Yesterday I had the distinct displeasure of digging through my inbox from 4/1/2011 to 8/1/2011 looking for an email. It was like taking a trip down Nightmare lane.
As a freelancer, your gut instinct should be one of your biggest factors in making a decision about what projects to take or continue working on.
I’ve ignored my gut instinct and a some red flags twice; I’ve completely regretted it both times. The pain, frustration and stress necessary to finish the project was not even worth the money.
One of those projects was long term, which made it worse. One of the weeks, right around Christmas, included multiple 18 hour days and a single 30 hour session. I mistakenly took a nap with my phone near me, only to woken up by the client calling me. When I woke up I felt like I was having heart attack. This was arguably one of the worst days of my life.
This, by the way, was the project I was working on without a contract. I haven’t made that mistake again.
So here are 3 reasons you should pay attention to red flags.
1. They give you an insight into who you’re really working with or for.
Most people’s public persona is not who they really are. It’s really, truly is rare to find someone who’s themselves all the time, especially if they run a business or have to manage people. In my experience, every time a red flag has gone up, it’s when that person’s public persona cracks and who they really are bubbles up to the surface (even it it’s just for a moment or 2).
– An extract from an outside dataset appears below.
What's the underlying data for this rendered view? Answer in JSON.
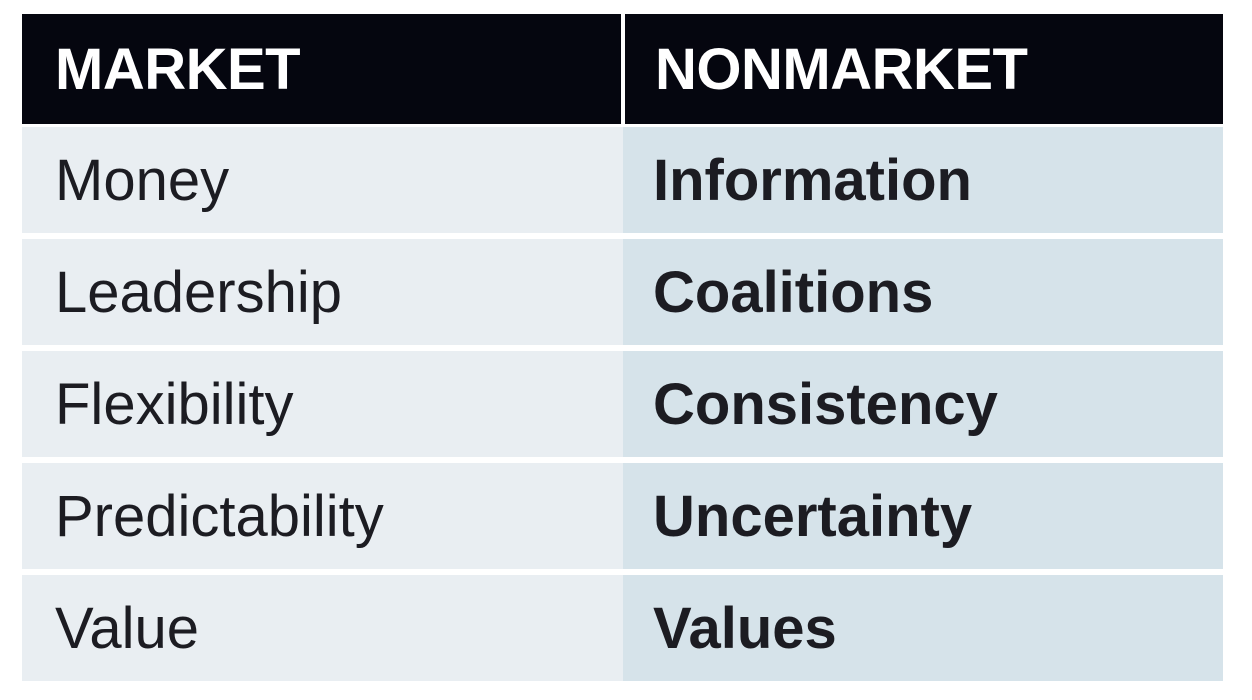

Whenever a project goes sideways, and they inevitably do when there’s red flags, you should be asking yourself do you want to be dealing with this person? In my experience, no, because you’re going to be dealing with a jerk.
2. It’s a sign of things to come.
Whenever I sit down with a potential client and they tell me how much they love marketing, I get a chill running down my back. When I look at examples of marketing they’ve done, if I see that they’re members of the idea of the week club, I write the most ridiculously skewed proposal that will inevitable get rejected (so we both save face), or it’s so lucrative and the scope is so defined that it’s worth my time.
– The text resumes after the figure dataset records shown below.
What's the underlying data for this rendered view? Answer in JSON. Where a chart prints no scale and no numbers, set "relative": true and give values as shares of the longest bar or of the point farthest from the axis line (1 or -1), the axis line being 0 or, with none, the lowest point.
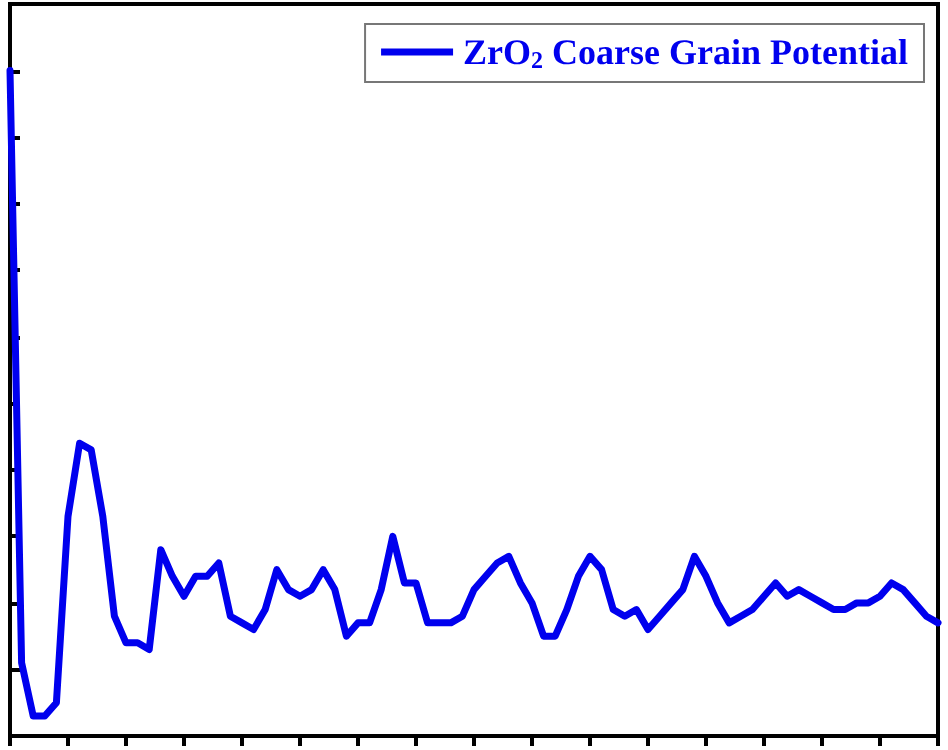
{
  "chart_data": {
    "type": "line",
    "relative": true,
    "tick_labels": false,
    "grid": false,
    "legend": "top right",
    "line_style": "solid",
    "categories": [
      null,
      null,
      null,
      null,
      null,
      null,
      null,
      null,
      null,
      null,
      null,
      null,
      null,
      null,
      null,
      null,
      null,
      null,
      null,
      null,
      null,
      null,
      null,
      null,
      null,
      null,
      null,
      null,
      null,
      null,
      null,
      null,
      null,
      null,
      null,
      null,
      null,
      null,
      null,
      null,
      null,
      null,
      null,
      null,
      null,
      null,
      null,
      null,
      null,
      null,
      null,
      null,
      null,
      null,
      null,
      null,
      null,
      null,
      null,
      null,
      null,
      null,
      null,
      null,
      null,
      null,
      null,
      null,
      null,
      null,
      null,
      null,
      null,
      null,
      null,
      null,
      null,
      null,
      null,
      null,
      null
    ],
    "series": [
      {
        "name": "ZrO$_{2}$ Coarse Grain Potential",
        "color": "#0000ee",
        "values": [
          1.0,
          0.11,
          0.03,
          0.03,
          0.05,
          0.33,
          0.44,
          0.43,
          0.33,
          0.18,
          0.14,
          0.14,
          0.13,
          0.28,
          0.24,
          0.21,
          0.24,
          0.24,
          0.26,
          0.18,
          0.17,
          0.16,
          0.19,
          0.25,
          0.22,
          0.21,
          0.22,
          0.25,
          0.22,
          0.15,
          0.17,
          0.17,
          0.22,
          0.3,
          0.23,
          0.23,
          0.17,
          0.17,
          0.17,
          0.18,
          0.22,
          0.24,
          0.26,
          0.27,
          0.23,
          0.2,
          0.15,
          0.15,
          0.19,
          0.24,
          0.27,
          0.25,
          0.19,
          0.18,
          0.19,
          0.16,
          0.18,
          0.2,
          0.22,
          0.27,
          0.24,
          0.2,
          0.17,
          0.18,
          0.19,
          0.21,
          0.23,
          0.21,
          0.22,
          0.21,
          0.2,
          0.19,
          0.19,
          0.2,
          0.2,
          0.21,
          0.23,
          0.22,
          0.2,
          0.18,
          0.17
        ]
      }
    ]
  }
}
3. What happens to you when you ignore them.
When I had that rough week, everyone around me felt it. I had no energy and I was really short tempered. Luckily I have some amazing friends that knew it was just a rough patch. The real problem, though, was that it took a while for me to want to open up a text editor and write code for a while. I pushed through and made my deliverables, but it just wasn’t the same. Quite a bit of my work for about a month felt forced.
I was lucky, I managed to recover. I know plenty of people who call it quits after some bad experiences in creative services. It’s a shame too, because many of them have quite a bit of talent, but they just can’t get past the fact that they have to force themselves to do something they are good at.